Reading and Writing RIS Files • AIscreenR

Important note

These functions were developed because existing R tools for loading RIS files often fail to preserve the original formatting from PsycINFO. The new functions are designed to handle this RIS file structure with other database formats. For an full-scale use of these functions, see the Using OpenAI’s GPT API models for Title and Abstract Screening in Systematic Reviews vignette. If you experience any issues with these functions, please report them on GitHub. Otherwise, you can try using synthesisr::read_refs().

Overview

This vignette introduces two helpers for working with RIS files. The function read_ris_to_dataframe(file_path) parses an RIS file into a data frame with the following features:

Automatically maps RIS tags to descriptive column names (e.g., AU → author, TI → title, PY → year)
Preserves the order of tags as they first appear in the file
Collapses repeated tags within a record into a single semicolon-separated string
Stores metadata to preserve original formatting when writing back

The function save_dataframe_to_ris(df, file_path) writes a data frame back to RIS format:

Writes TY (source type) first for each record, followed by all other fields
Splits semicolon-separated values into multiple RIS tag lines
Preserves original formatting when available (from metadata)
Terminates each record with ER -

Load the package

library(AIscreenR)

Read an RIS file

The example below builds a small RIS file in a temporary location and reads it.

ris <- c(
  "TY  - JOUR",
  "AU  - Author, One",
  "AU  - Author, Two",
  "TI  - An example title",
  "PY  - 2020",
  "ER  - ",
  "",
  "TY  - CHAP",
  "TI  - Another title",
  "AU  - Author, Three",
  "ER  - "
)

tmp_in <- tempfile(fileext = ".ris")
writeLines(ris, tmp_in, useBytes = TRUE)

df <- read_ris_to_dataframe(tmp_in)
df

  source_type                   author            title year
1        JOUR Author, One; Author, Two An example title 2020
2        CHAP            Author, Three    Another title   NA

The output data frame has descriptive column names instead of RIS tags. For example:

TY (type) becomes source_type
AU (author) becomes author
TI (title) becomes title
PY (publication year) becomes year

Repeated tags, such as multiple AU lines, are collapsed to a single string with “;” (e.g., “Author, One; Author, Two”).

Write a data frame to RIS

Create a data frame and write it to a .ris file. You can use either descriptive column names (as returned by read_ris_to_dataframe()) or raw RIS tags. Semicolon-separated values are automatically split into multiple tag lines.

# Using raw RIS tags
df_out <- data.frame(
  TY = c("JOUR", "CHAP"),
  AU = c("Author, One; Author, Two", "Author, Three"),
  TI = c("An example title", "Another title"),
  PY = c("2020", ""),
  stringsAsFactors = FALSE
)

tmp_out <- tempfile(fileext = ".ris")
invisible(capture.output(save_dataframe_to_ris(df_out, tmp_out)))
readLines(tmp_out, encoding = "UTF-8")

 [1] "TY  - JOUR"             "AU  - Author, One"      "AU  - Author, Two"
 [4] "TI  - An example title" "PY  - 2020"             "ER  - "
 [7] ""                       "TY  - CHAP"             "AU  - Author, Three"
[10] "TI  - Another title"    "ER  - "                 ""

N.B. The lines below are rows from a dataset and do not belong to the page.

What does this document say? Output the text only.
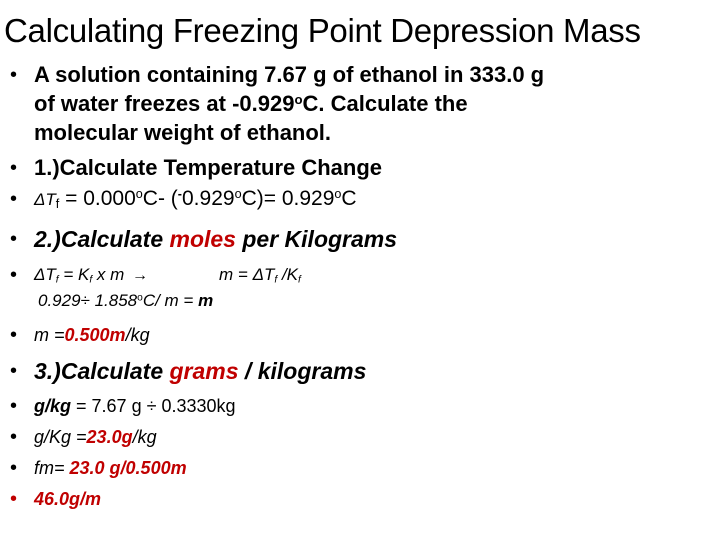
Calculating Freezing Point Depression Mass
• A solution containing 7.67 g of ethanol in 333.0 g
of water freezes at -0.929$^o$C. Calculate the
molecular weight of ethanol.
• 1.)Calculate Temperature Change
• $\Delta T_f = 0.000^oC-$ $(^-0.929^oC)= 0.929^oC$
• 2.)Calculate moles per Kilograms
• $\Delta T_f = K_f$ x m →	$m = \Delta T_f$ $/K_f$
$0.929\div 1.858^oC/$ m = m
• m =0.500m/kg
• 3.)Calculate grams / kilograms
• g/kg = 7.67 g ÷ 0.3330kg
• g/Kg =23.0g/kg
• fm= 23.0 g/0.500m
• 46.0g/m
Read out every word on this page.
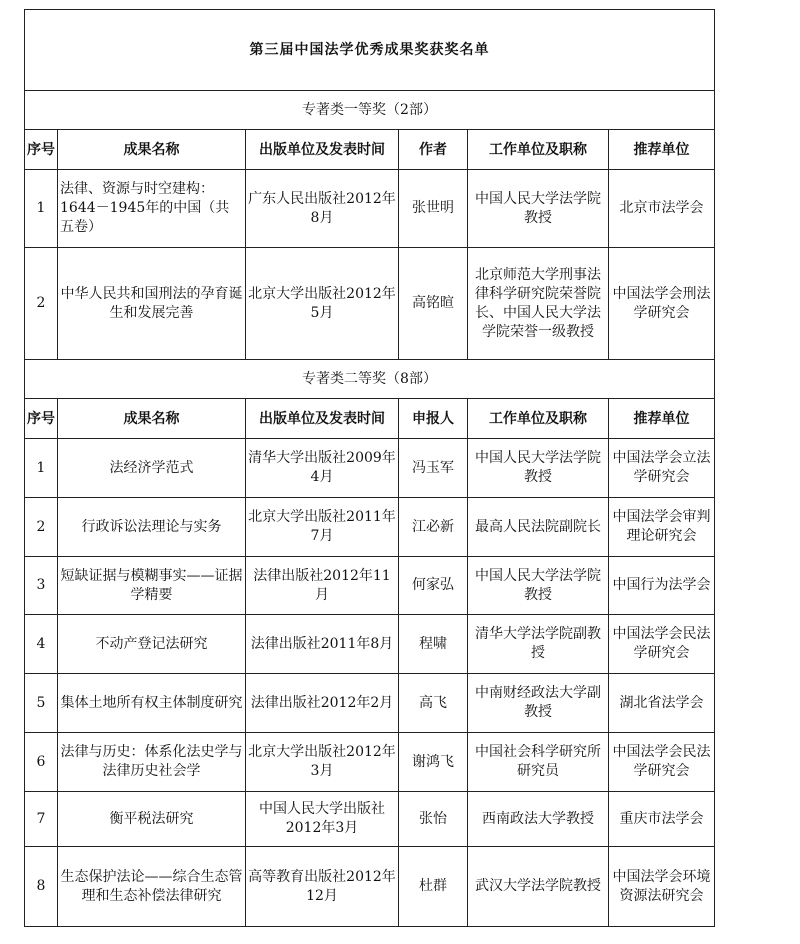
第三届中国法学优秀成果奖获奖名单					
专著类一等奖（2部）					
序号	成果名称	出版单位及发表时间	作者	工作单位及职称	推荐单位
1	法律、资源与时空建构：1644－1945年的中国（共五卷）	广东人民出版社2012年8月	张世明	中国人民大学法学院教授	北京市法学会
2	中华人民共和国刑法的孕育诞生和发展完善	北京大学出版社2012年5月	高铭暄	北京师范大学刑事法律科学研究院荣誉院长、中国人民大学法学院荣誉一级教授	中国法学会刑法学研究会
专著类二等奖（8部）					
序号	成果名称	出版单位及发表时间	申报人	工作单位及职称	推荐单位
1	法经济学范式	清华大学出版社2009年4月	冯玉军	中国人民大学法学院教授	中国法学会立法学研究会
2	行政诉讼法理论与实务	北京大学出版社2011年7月	江必新	最高人民法院副院长	中国法学会审判理论研究会
3	短缺证据与模糊事实——证据学精要	法律出版社2012年11月	何家弘	中国人民大学法学院教授	中国行为法学会
4	不动产登记法研究	法律出版社2011年8月	程啸	清华大学法学院副教授	中国法学会民法学研究会
5	集体土地所有权主体制度研究	法律出版社2012年2月	高飞	中南财经政法大学副教授	湖北省法学会
6	法律与历史：体系化法史学与法律历史社会学	北京大学出版社2012年3月	谢鸿飞	中国社会科学研究所研究员	中国法学会民法学研究会
7	衡平税法研究	中国人民大学出版社2012年3月	张怡	西南政法大学教授	重庆市法学会
8	生态保护法论——综合生态管理和生态补偿法律研究	高等教育出版社2012年12月	杜群	武汉大学法学院教授	中国法学会环境资源法研究会
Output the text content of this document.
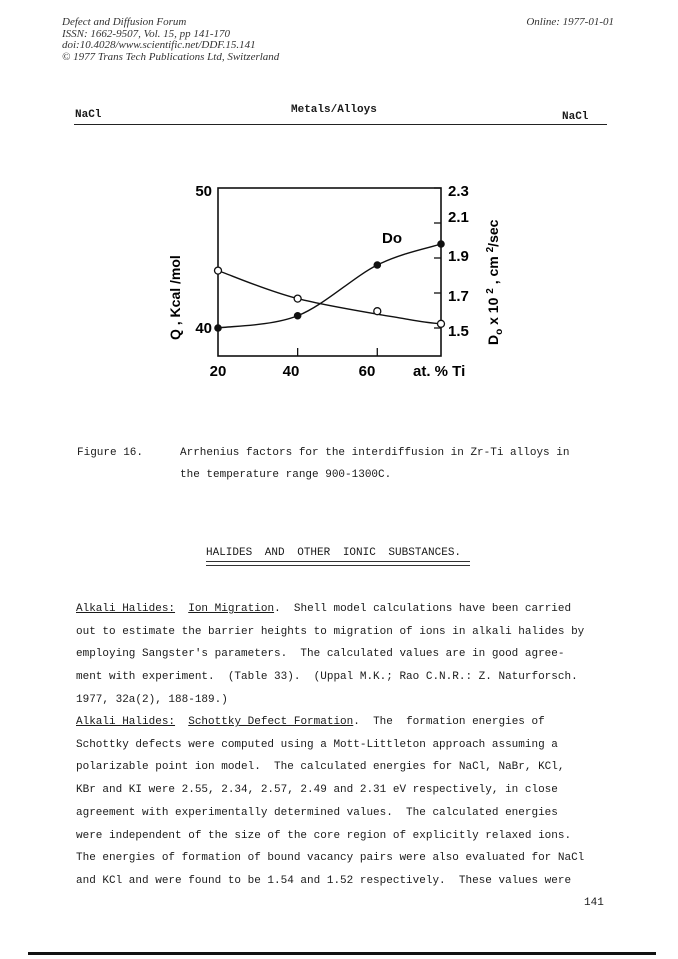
Defect and Diffusion Forum
ISSN: 1662-9507, Vol. 15, pp 141-170
doi:10.4028/www.scientific.net/DDF.15.141
© 1977 Trans Tech Publications Ltd, Switzerland
Online: 1977-01-01
NaCl	Metals/Alloys
NaCl
50
40
2.3
2.1
1.9
1.7
1.5
20	40	60	at. % Ti
Do
Q , Kcal /mol	$D_o$ x 10 $^2$ , cm $^2$/sec
Figure 16.	Arrhenius factors for the interdiffusion in Zr-Ti alloys in
the temperature range 900-1300C.
HALIDES AND OTHER IONIC SUBSTANCES.
Alkali Halides: Ion Migration.  Shell model calculations have been carried
out to estimate the barrier heights to migration of ions in alkali halides by
employing Sangster's parameters.  The calculated values are in good agree-
ment with experiment.  (Table 33).  (Uppal M.K.; Rao C.N.R.: Z. Naturforsch.
1977, 32a(2), 188-189.)
Alkali Halides: Schottky Defect Formation.  The  formation energies of
Schottky defects were computed using a Mott-Littleton approach assuming a
polarizable point ion model.  The calculated energies for NaCl, NaBr, KCl,
KBr and KI were 2.55, 2.34, 2.57, 2.49 and 2.31 eV respectively, in close
agreement with experimentally determined values.  The calculated energies
were independent of the size of the core region of explicitly relaxed ions.
The energies of formation of bound vacancy pairs were also evaluated for NaCl
and KCl and were found to be 1.54 and 1.52 respectively.  These values were
141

Each record writes the TY tag first, splits any field value containing “;” into multiple RIS tag lines, and ends with ER - followed by a blank line.

You can also use descriptive column names (they will be automatically mapped back to RIS tags):

# Using descriptive names
df_descriptive <- data.frame(
  source_type = c("JOUR", "CHAP"),
  author = c("Author, One; Author, Two", "Author, Three"),
  title = c("An example title", "Another title"),
  year = c("2020", ""),
  stringsAsFactors = FALSE
)

tmp_out2 <- tempfile(fileext = ".ris")
invisible(capture.output(save_dataframe_to_ris(df_descriptive, tmp_out2)))
readLines(tmp_out2, encoding = "UTF-8")

 [1] "TY  - JOUR"             "AU  - Author, One"      "AU  - Author, Two"
 [4] "TI  - An example title" "PY  - 2020"             "ER  - "
 [7] ""                       "TY  - CHAP"             "AU  - Author, Three"
[10] "TI  - Another title"    "ER  - "                 ""

Both approaches produce identical RIS output.